A summary of the discovery, published online Oct. 20 in the journal
, specifically sheds light on how forces outside of cells are translated into internal signals.
A computer model the researchers developed, they add, also lets them predict what a cell will do in response to altered levels of those "muscles," a common occurrence in a variety of cancers.
"We can now begin explaining what goes on in various diseases because we understand the fundamental mechanisms behind how cells experience different forces and respond to them," says Douglas Robinson, Ph.D., professor of cell biology at the Johns Hopkins University School of Medicine.
"For the first time," he adds, "we are able to explain what a cell can do through the individual workings of different proteins, and because all cells use information about the forces in their environments to direct decisions about migration, division and cell fate, this work has implications for a whole host of cellular disorders including cancer metastasis and neurodegeneration."
Life as a cell, Robinson notes, is not so easy. For example, most cells are constantly pummeled by water molecules moving at speeds around 1,100 mph (almost 2,000 kph and roughly six times the speed of Category 5 hurricane winds). Red blood cells tumble through blood vessels and squeeze through tiny capillaries to bring oxygen to every part of the body. And bone cells feel the weight of an organism in a way that other cells don't.
"Cells, like our bodies, have a sort of skin through which they sense their environments," explains Robinson. "The hardness of their surroundings, various pressures, pushing and pulling, all of those forces are 'felt' by different proteins underneath the 'skin' of cells."
How cells sense and react to these forces is poorly understood, he adds. The details are being filled in by their new computer model, developed with the help of Krithika Mohan and Pablo Iglesias from the Johns Hopkins University Whiting School of Engineering.
To develop it, the team worked with the proteins that feel the environment, part of a network that wraps around the inside edge of the cell, giving it shape and structure and inspiring the name "cytoskeleton." The most prevalent among the proteins is actin, which forms short rods held together in a crisscross pattern by linker proteins. There are also anchoring proteins that attach the actin rods to the cell's skin, or plasma membrane. Together, these components act as the "molecular muscles," allowing the cell to change its shape when needed for example, when it squeezes through small spaces to migrate to a different part of the body, or when it pinches itself in half to divide.
The team linked each of 37 cytoskeletal proteins to a fluorescent tag that marked its position in the cell. They then applied pressure to the cells, using a tiny glass tube to gently suck on the cells, deforming them and creating a "neck" as might occur if the hose of a vacuum cleaner sucked on a lightly inflated balloon.
As they recorded a protein's movements under the microscope, they analyzed how each protein responded to the deformation of the cell: where each protein moved, how much of it moved and how quickly it got there.

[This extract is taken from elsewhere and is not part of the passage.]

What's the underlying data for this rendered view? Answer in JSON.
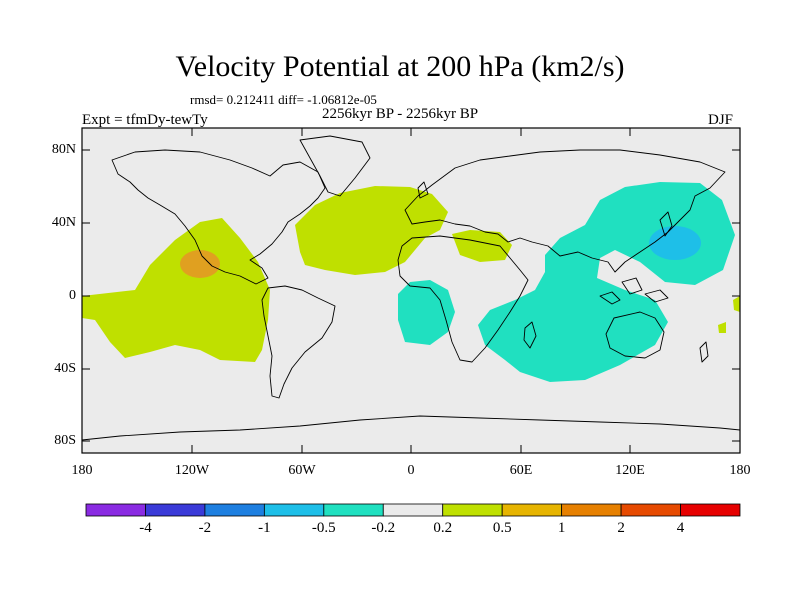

There were two types of force in play during the experiments, says Tianzhi Luo, the primary author of the report. The tip of the neck experienced dilation: The overall shape was maintained while the area expanded. The elongated portion of the neck experienced shear: The area was maintained but the shape changed, like blocks of gelatin when they shake. What the team discovered were three different linker proteins that responded to these forces by moving into the neck. Unexpectedly, each moved to a different part of the neck in response to the different forces.
One of the linker proteins, myosin II, acts like a spring that can pull actin rods together, the team reports. It responded to dilation and moved in to generously cover the tip of the neck, to help counteract the stretch in that area.
Alpha-actinin, which reinforces the cytoskeleton by forming parallel bundles that stick to actin rods, also responded to dilation but limited its range to the very tip of the neck. Finally, filamin, which acts like a moveable hinge to connect actin rods in V-shaped angles, responded to the shear force and relocated just to the long part of the neck.
Armed with this information, the team created a computer simulation of all of the forces and "molecular muscles" involved. When they created genetic mutants that were missing one of the players, the cells behaved exactly as their model predicted.